Il rapper e produttore americano è stato arrestato con l'accusa di violenza sessuale
NEW YORK - Il rapper americano Sean 'Diddy' Combs - noto anche con il nome di Puff Daddy - è stato arrestato dalla polizia di Manhattan, dopo che erano state presentate diverse denunce contro di lui per violenza sessuale. Lo ha annunciato la giustizia di New York.
«Gli agenti federali hanno arrestato Sean Combs sulla base di un atto d'accusa depositato nel distretto meridionale di New York», ha detto il procuratore Damian Williams precisando che i dettagli delle accuse avanzate dovrebbero essere rivelati stamattina.
L'avvocato di Diddy, Marc Agnifilo, ha spiegato in un comunicato stampa che il suo cliente si trovava «volontariamente» in città, dove si è trasferito. La sua parte è «delusa dalla decisione dell'Ufficio del procuratore degli Stati Uniti di portare avanti quello che riteniamo essere un procedimento giudiziario ingiusto contro Combs», ha aggiunto Agnifilo.
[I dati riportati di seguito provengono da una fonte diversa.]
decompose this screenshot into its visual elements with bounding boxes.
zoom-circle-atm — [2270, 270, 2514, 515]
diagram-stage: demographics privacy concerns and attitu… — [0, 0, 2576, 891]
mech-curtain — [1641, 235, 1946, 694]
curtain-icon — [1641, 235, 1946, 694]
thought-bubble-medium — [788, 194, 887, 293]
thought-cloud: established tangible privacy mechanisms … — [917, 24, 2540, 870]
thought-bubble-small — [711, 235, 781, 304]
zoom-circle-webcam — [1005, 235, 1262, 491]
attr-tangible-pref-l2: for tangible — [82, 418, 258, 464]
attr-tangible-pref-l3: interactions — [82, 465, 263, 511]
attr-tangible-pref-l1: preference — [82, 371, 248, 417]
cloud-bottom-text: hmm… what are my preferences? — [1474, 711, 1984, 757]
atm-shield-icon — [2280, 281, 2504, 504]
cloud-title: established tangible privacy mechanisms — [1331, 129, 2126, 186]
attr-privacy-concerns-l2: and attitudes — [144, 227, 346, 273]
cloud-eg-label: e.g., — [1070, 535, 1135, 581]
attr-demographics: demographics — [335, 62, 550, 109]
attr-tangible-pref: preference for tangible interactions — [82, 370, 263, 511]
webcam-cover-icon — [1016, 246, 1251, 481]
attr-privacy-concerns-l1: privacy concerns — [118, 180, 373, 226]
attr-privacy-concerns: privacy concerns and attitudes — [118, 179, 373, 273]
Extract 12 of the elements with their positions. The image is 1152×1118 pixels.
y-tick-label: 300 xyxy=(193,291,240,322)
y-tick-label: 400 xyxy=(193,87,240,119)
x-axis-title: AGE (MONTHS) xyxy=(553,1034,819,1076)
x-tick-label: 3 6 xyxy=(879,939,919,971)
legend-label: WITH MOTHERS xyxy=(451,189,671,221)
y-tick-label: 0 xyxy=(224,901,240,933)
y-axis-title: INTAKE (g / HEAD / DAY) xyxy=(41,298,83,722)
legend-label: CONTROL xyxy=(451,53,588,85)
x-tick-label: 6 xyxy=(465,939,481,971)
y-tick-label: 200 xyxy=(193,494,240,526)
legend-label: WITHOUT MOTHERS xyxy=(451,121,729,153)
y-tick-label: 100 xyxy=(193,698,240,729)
Diddy, 54 anni, è descritto dalle sue presunte vittime come un predatore sessualmente violento, che faceva uso di alcol e droghe per ottenere la loro sottomissione. Da inizio luglio il rapper è nel mirino di una denuncia da parte dell'ex attrice porno Adria English, per violenza sessuale.
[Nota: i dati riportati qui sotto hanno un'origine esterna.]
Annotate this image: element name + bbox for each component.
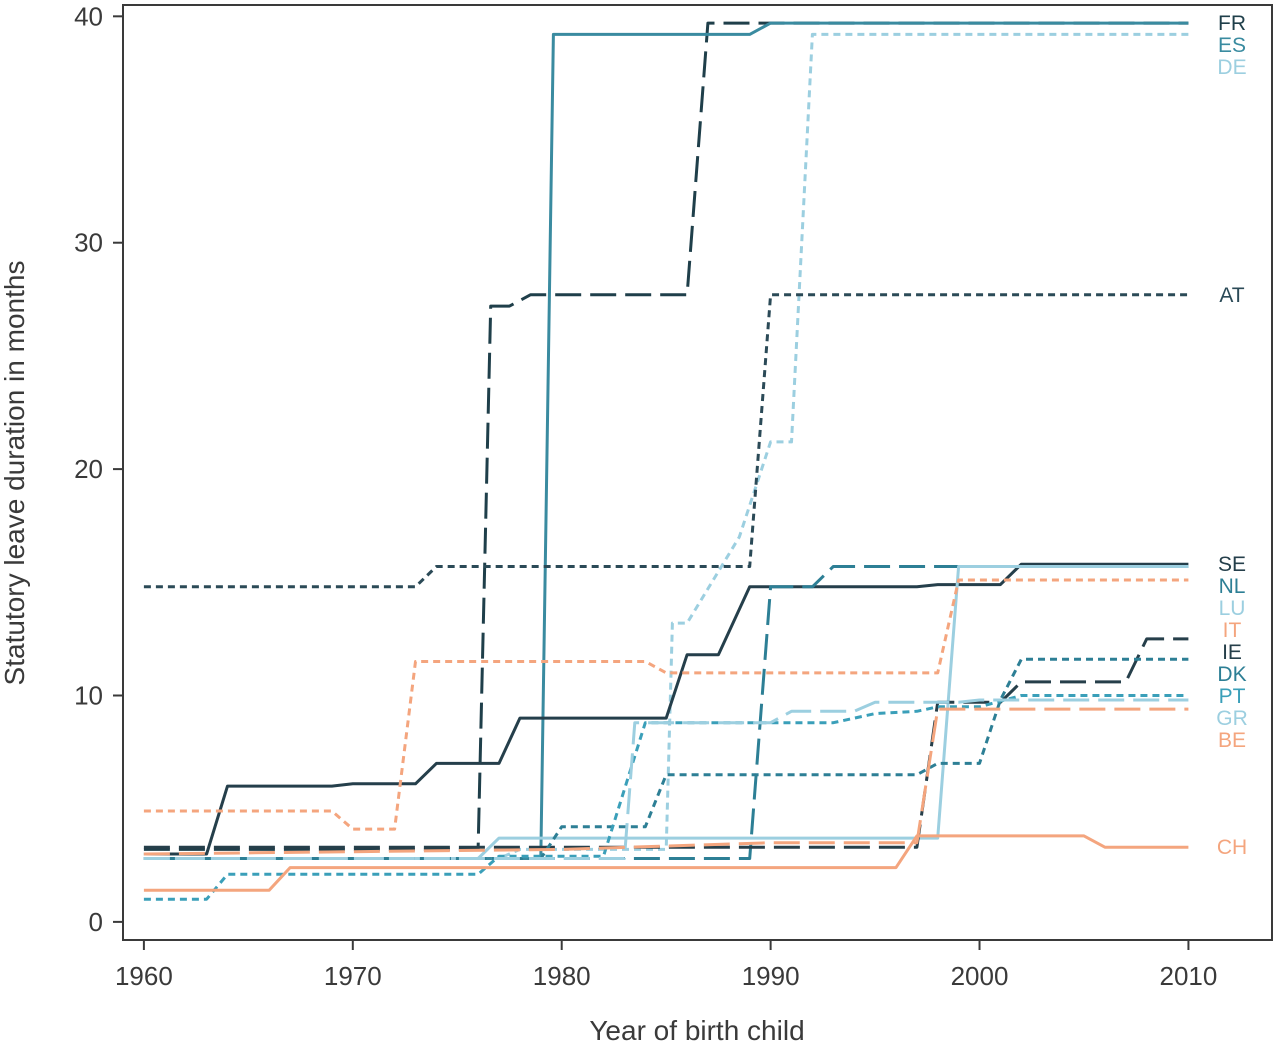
series-label-se: SE [1218,553,1246,576]
series-label-ie: IE [1222,641,1242,664]
series-line-fr [143,21,1189,851]
y-axis-title: Statutory leave duration in months [0,261,30,686]
ticks-layer: 1960 1970 1980 1990 2000 2010 0 10 20 30 40 [74,1,1217,991]
series-line-es [143,21,1189,860]
series-line-be [143,707,1189,856]
y-tick-label: 20 [74,454,103,484]
series-line-ch [143,834,1189,892]
x-tick-label: 2000 [951,961,1009,991]
series-line-at [143,293,1189,589]
series-label-it: IT [1223,619,1242,642]
y-tick-label: 40 [74,1,103,31]
x-tick-label: 1990 [742,961,800,991]
series-line-nl [143,565,1189,860]
plot-frame [122,4,1273,941]
x-tick-label: 1980 [533,961,591,991]
series-line-gr [143,698,1189,860]
series-label-be: BE [1218,729,1246,752]
x-tick-label: 2010 [1160,961,1218,991]
series-line-de [143,32,1189,860]
series-layer [143,21,1189,901]
series-label-lu: LU [1219,597,1246,620]
series-line-dk [143,657,1189,860]
x-axis-title: Year of birth child [589,1015,804,1046]
series-label-nl: NL [1219,575,1246,598]
y-tick-label: 30 [74,228,103,258]
series-label-dk: DK [1217,663,1246,686]
x-tick-label: 1960 [115,961,173,991]
x-tick-label: 1970 [324,961,382,991]
series-label-at: AT [1219,284,1244,307]
y-tick-label: 0 [89,907,103,937]
series-label-es: ES [1218,34,1246,57]
series-label-fr: FR [1218,12,1246,35]
series-label-de: DE [1217,56,1246,79]
series-line-se [143,562,1189,856]
series-label-pt: PT [1219,685,1246,708]
series-label-gr: GR [1216,707,1248,730]
series-label-ch: CH [1217,836,1247,859]
y-tick-label: 10 [74,680,103,710]
series-line-it [143,578,1189,831]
In totale sono nove le denunce depositate contro il rapper dal novembre 2023. In una di queste la sua ex compagna 'Cassie' Ventura lo accusa di avere avuto un comportamento «violento» e «deviante» per un decennio. Sean Combs ha finora negato fermamente tutte le accuse, che lo accompagnano sin dagli anni '90 sebbene non sia mai stata pronunciata alcuna condanna importante contro di lui.